The clerics also voiced their concerns to Jafari about the intensified raids of the security forces in their regions and that they're not feeling "safe" because the majority of Iraqi forces are comprised of She'at Iraqis and those She'at members of the forces think that everyone with a beard is a terrorist.

And in a new experience for Al-Iraqia TV, they hosted three of those clerics in a talk show. The three men were Abu Manar (the manager of the Sunni properties in Tikrit) and Abu Safwa and Abu Al-Harith from the department of Sunni properties in Mosul.

Everyone talked in the show with considerable frankness and openness and no phone calls were ignored. This in my opinion is pretty good in spite of the deep differences; transparency and addressing differences with such openness is a very good initiative and it comes instead of the dark mysterious statements that we can't verify their sources in many cases.

It was good to see that everyone tolerated criticism and most of the phone calls were trying to focus on one idea that is we are all Iraqis in the 1st place and we still have the desire to work as one hand.
The show was very interesting indeed.

Abu Manar said "people were looking at us with suspicion and a look of surprise was on their faces when the three of us were walking in Baghdad streets wearing our beards that clearly indicate that we're Salafis and it seems that people still think that everyone wearing a beard is a terrorist. This belief is in fact a result of the doings of "mufsidoon" and we disagree with such doings like killing people indiscriminately and attacking people with explosives. We're trying to tell the people that there are Salafis who are ready to work with the people against the terrorists".

Abu Manar gave an interesting example; he talked about his meeting with Abu Al-Walid who's the commander of the Wolf Brigade, the officer asked the cleric about the reason behind the relative stability of Tikrit when compared to Mosul and the people who attended the meeting answered that it's clerics like Abu Manar who continuously encourage people to stay away from violence that keep their city quiet.

The three clerics acknowledged that fighting America is like fighting the entire world and this is completely irrational; one of them said "1st of all, we're like children when compared to America's power and we must realize this fact and second and more important is that Islam prefers dialogue over fighting and we don't lack the ability to talk".

When the host asked the clerics for their opinion about Bin Ladin and Zarqawi, one of them stressed that their opinion about those two (and added Saddam to them) was clear from the beginning. He said that "It's people like those three men who destroyed the reputation of Islam" and he clarified that Saddam threw him in prison just like he did to members of the She'at Da'wa party "we were subject to oppression and we we're never with Zarqawi or Bin Ladin".

When the clerics were asked about 9/11 they said that the attacks were an example of betrayal and explained that for example when someone receives the passport of a country then he's tied to a contract with that country and Islam forbids violating such contracts even if the other party wasn't Muslim.
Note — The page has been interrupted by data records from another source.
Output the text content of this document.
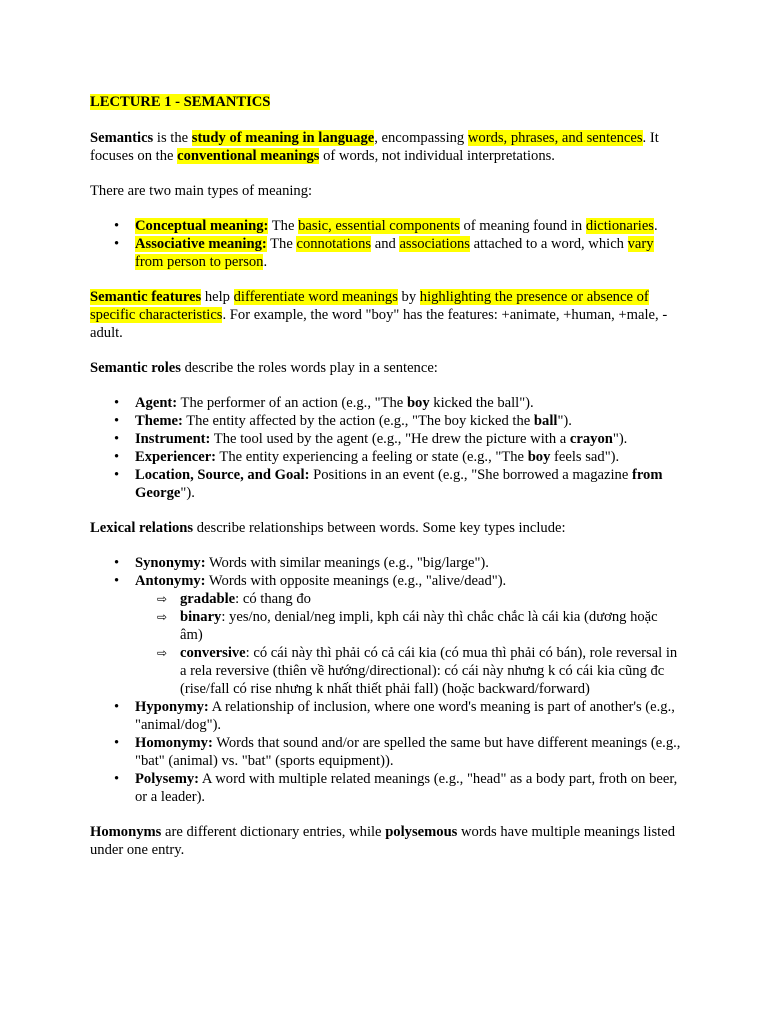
LECTURE 1 - SEMANTICS

Semantics is the study of meaning in language, encompassing words, phrases, and sentences. It focuses on the conventional meanings of words, not individual interpretations.

There are two main types of meaning:

• Conceptual meaning: The basic, essential components of meaning found in dictionaries.
• Associative meaning: The connotations and associations attached to a word, which vary from person to person.

Semantic features help differentiate word meanings by highlighting the presence or absence of specific characteristics. For example, the word "boy" has the features: +animate, +human, +male, -adult.

Semantic roles describe the roles words play in a sentence:

• Agent: The performer of an action (e.g., "The boy kicked the ball").
• Theme: The entity affected by the action (e.g., "The boy kicked the ball").
• Instrument: The tool used by the agent (e.g., "He drew the picture with a crayon").
• Experiencer: The entity experiencing a feeling or state (e.g., "The boy feels sad").
• Location, Source, and Goal: Positions in an event (e.g., "She borrowed a magazine from George").

Lexical relations describe relationships between words. Some key types include:

• Synonymy: Words with similar meanings (e.g., "big/large").
• Antonymy: Words with opposite meanings (e.g., "alive/dead").
⇨ gradable: có thang đo
⇨ binary: yes/no, denial/neg impli, kph cái này thì chắc chắc là cái kia (dương hoặc âm)
⇨ conversive: có cái này thì phải có cả cái kia (có mua thì phải có bán), role reversal in a rela reversive (thiên về hướng/directional): có cái này nhưng k có cái kia cũng đc (rise/fall có rise nhưng k nhất thiết phải fall) (hoặc backward/forward)
• Hyponymy: A relationship of inclusion, where one word's meaning is part of another's (e.g., "animal/dog").
• Homonymy: Words that sound and/or are spelled the same but have different meanings (e.g., "bat" (animal) vs. "bat" (sports equipment)).
• Polysemy: A word with multiple related meanings (e.g., "head" as a body part, froth on beer, or a leader).

Homonyms are different dictionary entries, while polysemous words have multiple meanings listed under one entry.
One of the clerics said that he wished that the government would consider allowing more Sunni people to join the Army and the police forces and he expressed his willingness to start a campaign in mosques to encourage Sunni youths to join the Army so that they would feel that the army belongs to the whole country and that the army's guns are not directed against a particular sect.

In this regard it was reported in Iraqi newspapers that 4 days ago; Sheik Ahmed Faraj was assassinated in Ramadi and that was a shock for the city. Faraj was a student of Sheik Falah Al-Ani who opposed Saddam and vanished after he publicly criticized Saddam in a mosque back in the 90s and his fate is yet unknown.
Faraj was able to gather a number of intellectuals and students in Anbar around him he continuously called for ending violence and fighting.
Faraj, although viewed American forces as forces of occupation, insisted that fighting them is not encouraged and that call for peace was enough to get him killed.

I have expected earlier that after the "Association of Muslim Scholars" got divided into two wings; an extreme wing that insists on violence and a rational wing that calls for talks to solve conflicts, I expected that clerics form the latter wing would be persecuted and probably assassinated.

These events show a decrease in the numbers and power of the "takfiri" groups and an increase in the numbers of those who favor discussions and are interested in joining the political process and I think that this meeting between this group of Salafis and the government is a positive sign regarding the future of the situation in Iraq.